George e Martha envelhecem e vão envelhecer juntos – o falso ending apaziguador diz-nos isso, também. O jovem casal que recebem, os “pombinhos” que ficam por nomear, são os catalisadores da acção, puras presenças mediais, que transformam uma noite de discussão ácida entre homem e mulher numa roleta russa que dispara “chapéus-de-chuva” no lugar de balas – menor seria o (nosso) sofrimento se fossem balas! Who’s Afraid of Virginia Woolf? é uma obra-prima dramatúrgica – ia escreve demiúrgica, talvez uma palavra mais exacta – como se Mike Nichols e o casal lobotomizado Liz e Burton quisessem fazer do filme uma espécie de síntese perfeita, e diabólica, de Joseph L. Mankiewicz com Joseph Losey.

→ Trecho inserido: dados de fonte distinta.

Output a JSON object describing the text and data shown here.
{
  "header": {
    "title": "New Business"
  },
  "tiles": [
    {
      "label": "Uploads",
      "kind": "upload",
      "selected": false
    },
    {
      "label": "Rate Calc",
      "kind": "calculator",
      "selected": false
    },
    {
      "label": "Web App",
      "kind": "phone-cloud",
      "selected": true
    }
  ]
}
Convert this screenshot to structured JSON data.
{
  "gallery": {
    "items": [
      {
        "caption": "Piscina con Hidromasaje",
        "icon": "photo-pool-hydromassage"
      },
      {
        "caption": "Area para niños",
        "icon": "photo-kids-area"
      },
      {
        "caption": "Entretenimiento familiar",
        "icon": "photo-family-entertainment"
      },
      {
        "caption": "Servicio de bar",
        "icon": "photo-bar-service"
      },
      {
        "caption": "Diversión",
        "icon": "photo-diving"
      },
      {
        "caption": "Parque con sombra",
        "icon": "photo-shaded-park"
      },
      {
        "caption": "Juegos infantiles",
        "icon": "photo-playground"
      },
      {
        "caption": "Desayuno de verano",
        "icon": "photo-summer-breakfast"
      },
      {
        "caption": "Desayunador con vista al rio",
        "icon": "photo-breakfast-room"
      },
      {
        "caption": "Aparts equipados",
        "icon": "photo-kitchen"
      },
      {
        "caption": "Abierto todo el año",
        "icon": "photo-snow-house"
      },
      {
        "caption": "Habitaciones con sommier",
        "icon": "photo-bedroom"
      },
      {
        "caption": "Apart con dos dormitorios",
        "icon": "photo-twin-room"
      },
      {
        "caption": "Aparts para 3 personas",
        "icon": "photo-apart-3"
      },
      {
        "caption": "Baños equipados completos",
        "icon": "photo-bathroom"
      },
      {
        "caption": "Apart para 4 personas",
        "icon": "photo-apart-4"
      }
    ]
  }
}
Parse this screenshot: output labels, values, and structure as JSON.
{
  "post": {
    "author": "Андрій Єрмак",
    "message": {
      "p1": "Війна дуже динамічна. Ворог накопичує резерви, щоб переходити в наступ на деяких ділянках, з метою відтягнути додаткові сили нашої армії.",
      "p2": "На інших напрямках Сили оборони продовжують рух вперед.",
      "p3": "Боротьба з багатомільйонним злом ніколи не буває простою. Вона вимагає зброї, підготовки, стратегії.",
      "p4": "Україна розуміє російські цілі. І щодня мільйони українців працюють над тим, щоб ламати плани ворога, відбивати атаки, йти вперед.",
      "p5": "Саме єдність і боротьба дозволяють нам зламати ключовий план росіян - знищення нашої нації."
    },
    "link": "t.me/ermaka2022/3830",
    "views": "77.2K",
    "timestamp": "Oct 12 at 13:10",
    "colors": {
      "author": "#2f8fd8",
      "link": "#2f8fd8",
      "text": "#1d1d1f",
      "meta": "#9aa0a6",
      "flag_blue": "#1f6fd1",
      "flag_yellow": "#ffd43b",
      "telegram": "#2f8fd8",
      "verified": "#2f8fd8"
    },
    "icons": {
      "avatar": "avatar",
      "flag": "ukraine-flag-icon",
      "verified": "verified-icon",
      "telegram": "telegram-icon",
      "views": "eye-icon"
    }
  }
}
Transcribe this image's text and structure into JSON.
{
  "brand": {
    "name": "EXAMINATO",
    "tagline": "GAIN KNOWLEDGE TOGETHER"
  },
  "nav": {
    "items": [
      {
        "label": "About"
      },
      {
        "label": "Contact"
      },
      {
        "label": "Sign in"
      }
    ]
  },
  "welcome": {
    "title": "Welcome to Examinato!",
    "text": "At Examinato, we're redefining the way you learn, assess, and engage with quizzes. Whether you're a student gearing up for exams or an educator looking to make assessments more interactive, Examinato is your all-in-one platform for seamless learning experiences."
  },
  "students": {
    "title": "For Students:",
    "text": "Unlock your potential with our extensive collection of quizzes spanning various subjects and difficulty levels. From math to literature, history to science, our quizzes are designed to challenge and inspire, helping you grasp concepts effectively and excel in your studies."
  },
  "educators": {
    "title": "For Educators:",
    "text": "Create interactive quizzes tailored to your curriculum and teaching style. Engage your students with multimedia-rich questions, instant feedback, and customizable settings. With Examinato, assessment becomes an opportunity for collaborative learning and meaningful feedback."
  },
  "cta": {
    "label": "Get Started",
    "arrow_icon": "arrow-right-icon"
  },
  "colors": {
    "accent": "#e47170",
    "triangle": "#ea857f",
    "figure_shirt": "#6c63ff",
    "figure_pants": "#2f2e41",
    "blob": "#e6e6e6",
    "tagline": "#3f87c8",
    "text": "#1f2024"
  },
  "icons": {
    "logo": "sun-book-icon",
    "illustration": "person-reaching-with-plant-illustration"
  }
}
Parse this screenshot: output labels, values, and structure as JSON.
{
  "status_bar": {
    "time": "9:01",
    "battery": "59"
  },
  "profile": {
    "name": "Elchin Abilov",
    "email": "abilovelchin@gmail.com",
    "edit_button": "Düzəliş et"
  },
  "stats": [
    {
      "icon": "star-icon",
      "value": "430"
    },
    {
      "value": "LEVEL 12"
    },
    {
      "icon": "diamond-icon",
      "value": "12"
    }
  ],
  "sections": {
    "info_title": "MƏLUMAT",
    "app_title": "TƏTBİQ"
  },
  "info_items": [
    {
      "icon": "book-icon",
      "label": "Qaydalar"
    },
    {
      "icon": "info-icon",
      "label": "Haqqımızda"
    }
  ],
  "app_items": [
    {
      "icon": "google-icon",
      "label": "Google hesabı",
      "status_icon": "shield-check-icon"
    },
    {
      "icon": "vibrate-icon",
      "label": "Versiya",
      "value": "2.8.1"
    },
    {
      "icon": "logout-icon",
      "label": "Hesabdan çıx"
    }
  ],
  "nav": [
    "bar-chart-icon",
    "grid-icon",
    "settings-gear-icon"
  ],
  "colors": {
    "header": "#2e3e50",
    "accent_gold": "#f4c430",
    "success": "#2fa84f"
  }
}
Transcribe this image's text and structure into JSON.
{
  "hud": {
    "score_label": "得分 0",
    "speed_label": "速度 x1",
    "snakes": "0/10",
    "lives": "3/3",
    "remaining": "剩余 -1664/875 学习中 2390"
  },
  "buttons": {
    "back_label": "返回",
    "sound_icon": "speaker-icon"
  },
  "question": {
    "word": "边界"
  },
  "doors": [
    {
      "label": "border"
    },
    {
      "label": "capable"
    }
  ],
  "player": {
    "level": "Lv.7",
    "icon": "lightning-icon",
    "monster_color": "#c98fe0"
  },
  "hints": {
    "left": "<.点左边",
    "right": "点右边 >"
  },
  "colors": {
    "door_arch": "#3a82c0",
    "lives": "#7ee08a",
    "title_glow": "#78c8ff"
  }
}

Sob a direcção deste último haveria o casal de estender a sua “terapia matrimonial”, via o pouco lembrado, e igualmente concentrado e massacrante, Boom (Choque, 1968). Com Who’s Afraid…, Mike Nichols irrompe pelo cinema adentro munido de um balde gelado, cheio de nervos, neuras, álcool e vomitado – iria usar o que restava dele na obra-prima, não menos enlouquecedora, Catch-22 (Artigo 22, 1970). É um filme gore tal o poder da sua violência e a expressão das múltiplas hemorragias da psique – a TVCine 2, que o passou, deixou ficar a bolinha vermelha e fez muito bem, porque, de facto, esta tempestade não é para todos. Mas, quanto a mim, não podia ter havido melhor começo.